Daniel Jones of the Giants reacts after his fumble during the first...

Daniel Jones of the Giants reacts after his fumble during the first quarter was recovered by the Commanders at MetLife Stadium on Sunday. Credit: Jim McIsaac

‘New York has had the opportunity to possess,” Brad Allen said late Sunday afternoon, his voice booming over the MetLife Stadium public address system.

Technically, the referee merely was noting that, with the Giants having completed the first drive of overtime without scoring, the next score would win the game.

But Allen might as well have been explaining exactly what went wrong for the home team in a dispiriting 20-20 tie with the Commanders.

New York had the opportunity to possess over and over again, needing if not an insurance score, then at least a few timely first downs to bleed the clock and win a pivotal game against a Washington team begging to be beaten.

But no.

The recently struggling running game perked up in the first half, then petered out. Daniel Jones completed his first 17 passes — not including a clock-stopping spike — then abruptly lost some of his early mojo.
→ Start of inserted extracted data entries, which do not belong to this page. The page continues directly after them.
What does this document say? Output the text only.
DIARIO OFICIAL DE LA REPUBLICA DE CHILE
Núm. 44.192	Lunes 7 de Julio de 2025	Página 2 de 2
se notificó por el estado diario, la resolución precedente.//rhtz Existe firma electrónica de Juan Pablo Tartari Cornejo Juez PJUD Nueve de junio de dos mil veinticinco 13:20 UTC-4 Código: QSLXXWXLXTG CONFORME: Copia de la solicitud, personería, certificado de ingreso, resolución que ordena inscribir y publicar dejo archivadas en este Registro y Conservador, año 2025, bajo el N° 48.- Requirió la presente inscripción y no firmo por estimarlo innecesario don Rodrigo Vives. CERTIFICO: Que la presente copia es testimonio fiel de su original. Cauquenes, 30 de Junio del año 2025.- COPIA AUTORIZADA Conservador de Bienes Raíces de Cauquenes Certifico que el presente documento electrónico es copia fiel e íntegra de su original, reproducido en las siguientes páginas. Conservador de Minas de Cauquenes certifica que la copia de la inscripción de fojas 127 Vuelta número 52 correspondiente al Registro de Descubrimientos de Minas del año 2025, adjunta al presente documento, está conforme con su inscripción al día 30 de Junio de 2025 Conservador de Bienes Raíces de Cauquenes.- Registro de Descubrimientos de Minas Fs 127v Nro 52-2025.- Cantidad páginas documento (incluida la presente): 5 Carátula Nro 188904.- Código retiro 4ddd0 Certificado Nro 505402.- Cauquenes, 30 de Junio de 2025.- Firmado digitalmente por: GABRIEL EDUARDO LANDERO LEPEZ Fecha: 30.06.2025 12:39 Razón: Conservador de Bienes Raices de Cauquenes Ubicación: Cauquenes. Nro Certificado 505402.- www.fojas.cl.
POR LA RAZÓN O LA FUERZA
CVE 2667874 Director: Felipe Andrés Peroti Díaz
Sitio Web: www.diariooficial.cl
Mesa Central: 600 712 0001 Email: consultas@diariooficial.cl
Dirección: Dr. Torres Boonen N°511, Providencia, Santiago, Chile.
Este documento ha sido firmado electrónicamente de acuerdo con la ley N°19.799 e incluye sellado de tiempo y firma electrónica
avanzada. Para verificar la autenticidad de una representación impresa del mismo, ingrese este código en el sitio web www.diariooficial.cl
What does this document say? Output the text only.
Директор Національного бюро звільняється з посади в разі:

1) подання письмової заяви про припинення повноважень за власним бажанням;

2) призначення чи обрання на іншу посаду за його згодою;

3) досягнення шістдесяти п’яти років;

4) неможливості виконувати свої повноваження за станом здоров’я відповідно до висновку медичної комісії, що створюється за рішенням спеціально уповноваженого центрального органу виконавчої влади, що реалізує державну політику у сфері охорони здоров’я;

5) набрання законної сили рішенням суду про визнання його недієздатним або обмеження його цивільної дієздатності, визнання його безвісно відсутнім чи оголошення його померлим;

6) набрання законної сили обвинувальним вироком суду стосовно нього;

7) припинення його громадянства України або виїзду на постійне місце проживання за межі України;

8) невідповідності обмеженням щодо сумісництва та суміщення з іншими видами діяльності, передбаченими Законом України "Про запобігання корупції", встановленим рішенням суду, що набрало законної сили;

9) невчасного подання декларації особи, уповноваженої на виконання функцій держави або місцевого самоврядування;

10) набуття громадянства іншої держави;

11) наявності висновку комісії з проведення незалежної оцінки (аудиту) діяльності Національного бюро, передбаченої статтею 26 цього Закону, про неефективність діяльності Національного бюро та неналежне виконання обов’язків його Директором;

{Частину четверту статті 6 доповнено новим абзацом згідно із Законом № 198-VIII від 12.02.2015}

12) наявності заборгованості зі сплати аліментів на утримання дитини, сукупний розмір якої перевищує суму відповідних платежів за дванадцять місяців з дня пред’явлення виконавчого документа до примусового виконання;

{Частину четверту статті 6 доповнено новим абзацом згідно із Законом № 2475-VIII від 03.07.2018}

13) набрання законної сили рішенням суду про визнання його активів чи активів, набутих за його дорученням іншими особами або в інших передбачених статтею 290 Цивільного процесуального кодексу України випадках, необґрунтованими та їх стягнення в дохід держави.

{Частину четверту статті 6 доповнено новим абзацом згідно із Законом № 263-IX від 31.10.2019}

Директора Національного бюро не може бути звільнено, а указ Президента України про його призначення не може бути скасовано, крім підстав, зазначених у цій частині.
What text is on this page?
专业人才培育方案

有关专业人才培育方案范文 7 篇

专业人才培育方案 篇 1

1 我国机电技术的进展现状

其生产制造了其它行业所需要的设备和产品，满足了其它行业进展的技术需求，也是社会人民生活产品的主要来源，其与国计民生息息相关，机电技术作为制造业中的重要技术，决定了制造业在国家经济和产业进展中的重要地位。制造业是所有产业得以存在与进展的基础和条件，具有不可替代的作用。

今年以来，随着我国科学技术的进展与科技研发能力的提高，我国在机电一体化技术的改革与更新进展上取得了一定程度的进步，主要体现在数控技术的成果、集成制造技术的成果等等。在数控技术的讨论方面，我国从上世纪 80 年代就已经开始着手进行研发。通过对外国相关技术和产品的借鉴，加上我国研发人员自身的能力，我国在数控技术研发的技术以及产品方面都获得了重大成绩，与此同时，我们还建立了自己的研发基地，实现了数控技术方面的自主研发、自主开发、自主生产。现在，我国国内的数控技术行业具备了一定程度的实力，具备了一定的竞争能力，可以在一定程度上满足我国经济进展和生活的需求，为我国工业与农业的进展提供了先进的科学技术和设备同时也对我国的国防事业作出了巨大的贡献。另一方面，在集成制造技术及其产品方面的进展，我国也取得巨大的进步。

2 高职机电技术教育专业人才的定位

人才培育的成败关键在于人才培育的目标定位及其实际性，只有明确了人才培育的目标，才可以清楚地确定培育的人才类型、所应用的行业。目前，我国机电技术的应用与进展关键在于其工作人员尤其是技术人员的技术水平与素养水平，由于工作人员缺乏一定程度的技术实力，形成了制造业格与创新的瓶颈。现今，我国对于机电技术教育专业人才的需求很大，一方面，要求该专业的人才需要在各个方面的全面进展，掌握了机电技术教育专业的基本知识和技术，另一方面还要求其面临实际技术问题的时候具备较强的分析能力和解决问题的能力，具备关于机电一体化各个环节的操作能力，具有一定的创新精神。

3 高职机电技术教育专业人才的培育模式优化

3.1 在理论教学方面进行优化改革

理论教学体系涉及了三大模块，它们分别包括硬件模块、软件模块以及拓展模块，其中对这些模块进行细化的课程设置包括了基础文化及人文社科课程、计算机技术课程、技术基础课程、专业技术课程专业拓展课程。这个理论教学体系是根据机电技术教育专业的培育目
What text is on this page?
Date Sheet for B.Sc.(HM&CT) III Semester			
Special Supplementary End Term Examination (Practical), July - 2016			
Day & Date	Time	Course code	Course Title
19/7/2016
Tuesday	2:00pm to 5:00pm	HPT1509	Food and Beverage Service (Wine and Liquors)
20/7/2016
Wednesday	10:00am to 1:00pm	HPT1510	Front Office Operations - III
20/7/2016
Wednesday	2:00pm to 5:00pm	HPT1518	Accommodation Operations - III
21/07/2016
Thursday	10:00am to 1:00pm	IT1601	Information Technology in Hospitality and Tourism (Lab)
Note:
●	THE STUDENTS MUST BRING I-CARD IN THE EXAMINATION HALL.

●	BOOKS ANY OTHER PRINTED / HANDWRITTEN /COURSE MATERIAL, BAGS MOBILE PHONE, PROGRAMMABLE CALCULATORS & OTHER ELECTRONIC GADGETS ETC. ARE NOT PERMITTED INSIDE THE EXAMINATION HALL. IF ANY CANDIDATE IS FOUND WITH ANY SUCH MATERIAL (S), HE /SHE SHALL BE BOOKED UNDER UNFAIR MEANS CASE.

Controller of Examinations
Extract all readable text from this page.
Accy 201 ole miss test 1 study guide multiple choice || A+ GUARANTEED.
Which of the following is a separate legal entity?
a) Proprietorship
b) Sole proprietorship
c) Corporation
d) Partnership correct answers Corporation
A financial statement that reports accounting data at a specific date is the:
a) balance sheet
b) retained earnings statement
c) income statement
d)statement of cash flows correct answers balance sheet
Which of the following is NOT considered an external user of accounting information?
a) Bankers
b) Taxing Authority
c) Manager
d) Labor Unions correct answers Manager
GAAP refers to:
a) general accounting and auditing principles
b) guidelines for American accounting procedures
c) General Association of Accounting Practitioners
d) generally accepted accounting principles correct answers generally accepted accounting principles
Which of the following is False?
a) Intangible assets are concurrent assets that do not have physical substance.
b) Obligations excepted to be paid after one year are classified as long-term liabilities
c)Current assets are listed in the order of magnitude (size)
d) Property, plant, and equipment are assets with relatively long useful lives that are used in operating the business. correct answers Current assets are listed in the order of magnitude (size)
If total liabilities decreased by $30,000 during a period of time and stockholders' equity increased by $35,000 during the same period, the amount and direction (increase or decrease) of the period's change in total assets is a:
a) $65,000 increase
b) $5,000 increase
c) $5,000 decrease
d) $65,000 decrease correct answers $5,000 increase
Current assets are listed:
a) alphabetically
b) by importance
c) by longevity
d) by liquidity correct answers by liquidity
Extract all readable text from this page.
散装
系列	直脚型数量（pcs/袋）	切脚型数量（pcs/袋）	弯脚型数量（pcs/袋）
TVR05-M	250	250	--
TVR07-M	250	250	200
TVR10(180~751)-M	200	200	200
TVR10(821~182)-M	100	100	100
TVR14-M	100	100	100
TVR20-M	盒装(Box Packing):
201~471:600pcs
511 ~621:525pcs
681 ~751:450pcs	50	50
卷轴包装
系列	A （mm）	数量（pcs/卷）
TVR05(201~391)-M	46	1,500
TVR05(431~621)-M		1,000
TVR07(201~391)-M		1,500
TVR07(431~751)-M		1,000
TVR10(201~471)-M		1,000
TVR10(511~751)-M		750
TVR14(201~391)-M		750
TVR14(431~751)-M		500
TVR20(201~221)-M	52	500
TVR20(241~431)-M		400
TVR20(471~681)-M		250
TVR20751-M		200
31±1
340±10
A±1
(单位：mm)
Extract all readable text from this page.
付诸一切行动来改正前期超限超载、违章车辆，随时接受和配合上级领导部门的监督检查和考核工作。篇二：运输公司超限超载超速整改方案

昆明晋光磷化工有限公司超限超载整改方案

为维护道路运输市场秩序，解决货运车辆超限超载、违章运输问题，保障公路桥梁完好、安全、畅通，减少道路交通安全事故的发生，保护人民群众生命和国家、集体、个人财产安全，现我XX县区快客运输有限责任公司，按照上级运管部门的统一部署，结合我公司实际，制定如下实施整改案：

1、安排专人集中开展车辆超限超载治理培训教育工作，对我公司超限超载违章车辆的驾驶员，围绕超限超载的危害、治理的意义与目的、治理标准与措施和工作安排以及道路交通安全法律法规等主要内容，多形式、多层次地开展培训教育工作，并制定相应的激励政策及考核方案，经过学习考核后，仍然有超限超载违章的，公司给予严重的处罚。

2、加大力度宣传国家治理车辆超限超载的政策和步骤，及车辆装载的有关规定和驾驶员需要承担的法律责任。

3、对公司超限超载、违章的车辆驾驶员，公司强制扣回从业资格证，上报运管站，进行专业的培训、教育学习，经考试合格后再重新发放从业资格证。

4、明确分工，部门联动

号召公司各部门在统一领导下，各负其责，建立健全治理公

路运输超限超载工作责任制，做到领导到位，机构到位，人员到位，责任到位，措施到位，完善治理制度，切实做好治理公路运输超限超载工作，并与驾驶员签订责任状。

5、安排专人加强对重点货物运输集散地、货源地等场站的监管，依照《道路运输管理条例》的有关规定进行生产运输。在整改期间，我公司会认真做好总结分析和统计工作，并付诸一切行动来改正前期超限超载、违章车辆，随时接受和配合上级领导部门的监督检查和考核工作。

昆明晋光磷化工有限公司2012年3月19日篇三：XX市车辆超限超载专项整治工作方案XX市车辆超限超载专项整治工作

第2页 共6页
A unit that was more than the sum of its parts early in the season again showed its limitations, again left fans wondering about the futures of Jones and Saquon Barkley and again came up short as the Giants slid to 1-3-1 in their past five games.

“It [stinks],” said Barkley, who added that the tie felt more like a loss.

What did he think of the offense in the second half and overtime? “Not good enough,” he said. “We just didn’t execute.”

Said Jones: “We had plenty of opportunities. It’s disappointing.”

The teams’ first tie against each other since a 7-7 game in 1997 — ask your parents about “Gus Frerotte’s head butt,” young readers — left players uncertain of what to make of the standings implications but certain that they had let one get away.

It was better than a loss, obviously. That would have pushed the Giants (now 7-4-1) into last place in the NFC East, behind Washington (7-5-1).

Instead, it’s on to the Eagles on Sunday, then a rematch with the Commanders, after which we will have a much clearer sense of the playoff picture — assuming there are no more ties.

The Giants have been operating on a dual track all season, with first-year coach Brian Daboll and general manager Joe Schoen trying to rebuild while winning, and with their two biggest names on offense approaching free agency. Every time it seems as if we have a handle on this stuff .  .  . stuff happens.

Barkley rushed for 60 yards and a touchdown in the first half; he rushed seven times for 3 yards in the second half and overtime.

Jones was 17-for-18 until late in the fourth quarter, then .  .  . pfft.

Here is how the Giants’ drives ended after they took that 20-13 lead: punt, punt, punt, punt, kneel down to end regulation time, punt, punt, missed field goal.

On seven of those eight possessions, the Giants secured one first down or fewer.

The coaches contributed to the strangeness.

There was some bizarre clock management at the end of the first half that cost the Giants a chance at a touchdown. They settled for three points.

There was an odd sequence after Washington tied the score at 20 when Jones threw two consecutive incomplete bombs to Darius Slayton, the first of which he dropped.

In overtime, the Giants had a third-and-3 at the Washington 45 when Jones, Barkley and receiver Richie James somehow got in each other’s way in the backfield on what everyone called a “miscommunication.” (Jones insisted on taking the blame, as he usually does.)

On fourth and-3, Daboll opted to punt rather than go for a first down, probably a wise decision given the broken state of his offense at that stage.

The strategy nearly worked, but the offense could get no closer than the Washington 40 in the final seconds, setting up Graham Gano’s 58-yard miss.

When it was over, Barkley said he left with “a sour taste.”

Daboll stated the obvious, that it was better than a loss and not as good as a win.

That’s true. And given the math of the NFC playoff picture, the Giants kept themselves in play as a legitimate contender.

But if the offense looks the same next Sunday against Philadelphia, a tie game with the Commanders will not be their biggest problem. A tie with the Commanders for last place in the NFC East will be.